In other embodiments, a user may flick an image element from user interface panel 320 into display region 310 to replace a currently displayed labeled image. For example, if a user flicks image element 2002 toward image element 2004, image element 2004 in display region 310 may be replaced with image element 2002.

Accelerometer

Some devices implementing the image labeling system may include accelerometers, which may provide applications installed on the device with information regarding a direction and amount of motion of the device. The image labeling system may receive and interpret accelerometer information as a gesture or as a modification to a gesture.

The image labeling system may receive information from the device accelerometer in order to perform a subset of the labeling tasks described above.
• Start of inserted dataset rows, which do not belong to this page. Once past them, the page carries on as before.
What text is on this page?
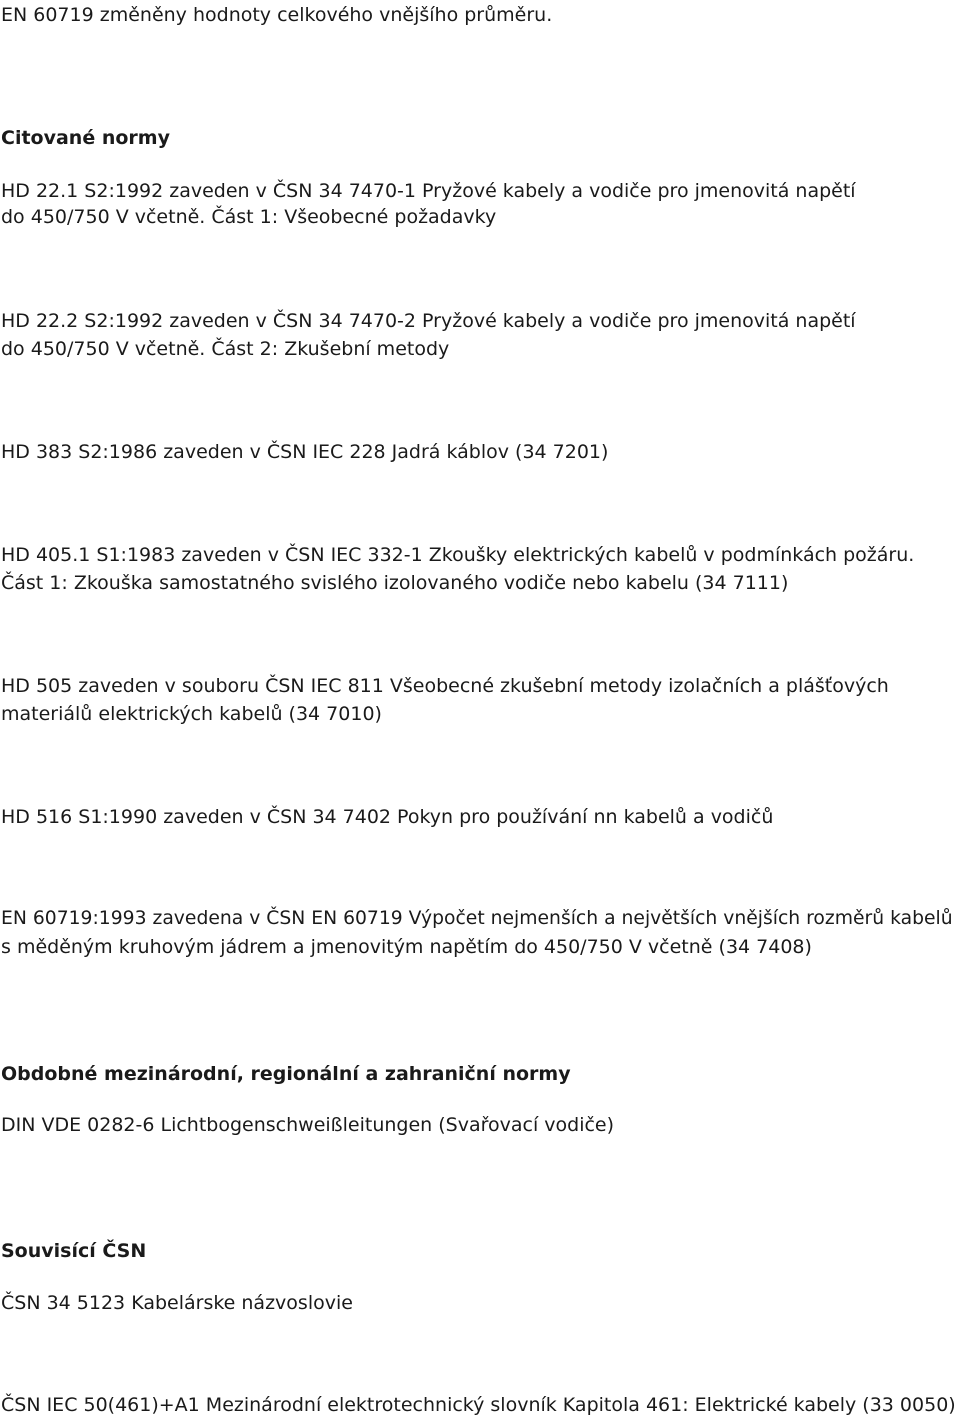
EN 60719 změněny hodnoty celkového vnějšího průměru.

Citované normy

HD 22.1 S2:1992 zaveden v ČSN 34 7470-1 Pryžové kabely a vodiče pro jmenovitá napětí

do 450/750 V včetně. Část 1: Všeobecné požadavky

HD 22.2 S2:1992 zaveden v ČSN 34 7470-2 Pryžové kabely a vodiče pro jmenovitá napětí

do 450/750 V včetně. Část 2: Zkušební metody

HD 383 S2:1986 zaveden v ČSN IEC 228 Jadrá káblov (34 7201)

HD 405.1 S1:1983 zaveden v ČSN IEC 332-1 Zkoušky elektrických kabelů v podmínkách požáru.

Část 1: Zkouška samostatného svislého izolovaného vodiče nebo kabelu (34 7111)

HD 505 zaveden v souboru ČSN IEC 811 Všeobecné zkušební metody izolačních a plášťových

materiálů elektrických kabelů (34 7010)

HD 516 S1:1990 zaveden v ČSN 34 7402 Pokyn pro používání nn kabelů a vodičů

EN 60719:1993 zavedena v ČSN EN 60719 Výpočet nejmenších a největších vnějších rozměrů kabelů

s měděným kruhovým jádrem a jmenovitým napětím do 450/750 V včetně (34 7408)

Obdobné mezinárodní, regionální a zahraniční normy

DIN VDE 0282-6 Lichtbogenschweißleitungen (Svařovací vodiče)

Souvisící ČSN

ČSN 34 5123 Kabelárske názvoslovie

ČSN IEC 50(461)+A1 Mezinárodní elektrotechnický slovník Kapitola 461: Elektrické kabely (33 0050)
In one embodiment, given unlabeled and labeled images within a display area 310 as in FIGS. 16-21, a user may move the device on which the image labeling system is operating in a direction x, for a distance d, and for an amount of time t. In this example, each unlabeled image may be assigned an amount of inertia prior to the movement, and in some cases, the amount of inertia may be defined to be inversely proportional to the display size of the unlabeled image. In this way, images with a greater likelihood of a match would move more readily than images determined to less likely match a given labeled image. Each unlabeled image may then be moved in the direction x of the nearest labeled image based on an amount proportional to the amount of inertia of an unlabeled image multiplied by the force of movement as calculated using distance d and time t. In this way, a slight movement may move the larger unlabeled images farther than the smaller unlabeled images, resulting in applying the nearest label corresponding to direction x to unlabeled images with a high probability of matching. A more dramatic movement may result in both the larger and smaller unlabeled images being labeled, which may possibly introduce some labeling errors since even unlabeled images with lower probabilities of a match may be labeled. However, dramatic movements may allow a user to more quickly label a larger amount of unlabeled images.

In some embodiments, the image labeling system may either define a threshold of movement or allow a user to disable accelerometer responses. The pre-defined threshold may be useful to distinguish between small, constant movements of the device that are part of normal user handling and between sharper, jarring motions that may more confidently be identified as movement intended to serve as a labeling operation.

Gyroscope

Some devices implementing the image labeling system may include gyroscopes, which may provide applications installed on the device with information regarding roll, pitch, and yaw of the device. The image labeling system may receive and interpret gyroscope information as a gesture or as a modification to a gesture.

In one embodiment, given unlabeled and labeled images within a display area 310 as in FIGS. 16-21, a user may, beginning with the device in a level state, tilt the device down and in the direction of one of the labeled images. The tilting may be interpreted as a gesture, and in response the image labeling system may move each of the unlabeled images in the direction of the tilt. The speed of movement of the unlabeled images may be determined in proportion to the amount of tilt. As each unlabeled image moves toward a labeled image, the unlabeled image may be updated in the display area 310 to be closer to the labeled image. At the point that an unlabeled image reaches a labeled image, the unlabeled image may be labeled with the label of the labeled image and the newly labeled image may be removed from the display area. In some embodiments, as each unlabeled image is labeled, new unlabeled images may appear in the display area 310. As an analogy, each of the unlabeled images may be likened to a marble on a flat surface, where the flat surface has a hole in a corner corresponding to a label, and tilting the flat surface in the direction of the hold results in the marbles moving toward the hole, and when upon reaching the hole, disappearing into the hole or being labeled.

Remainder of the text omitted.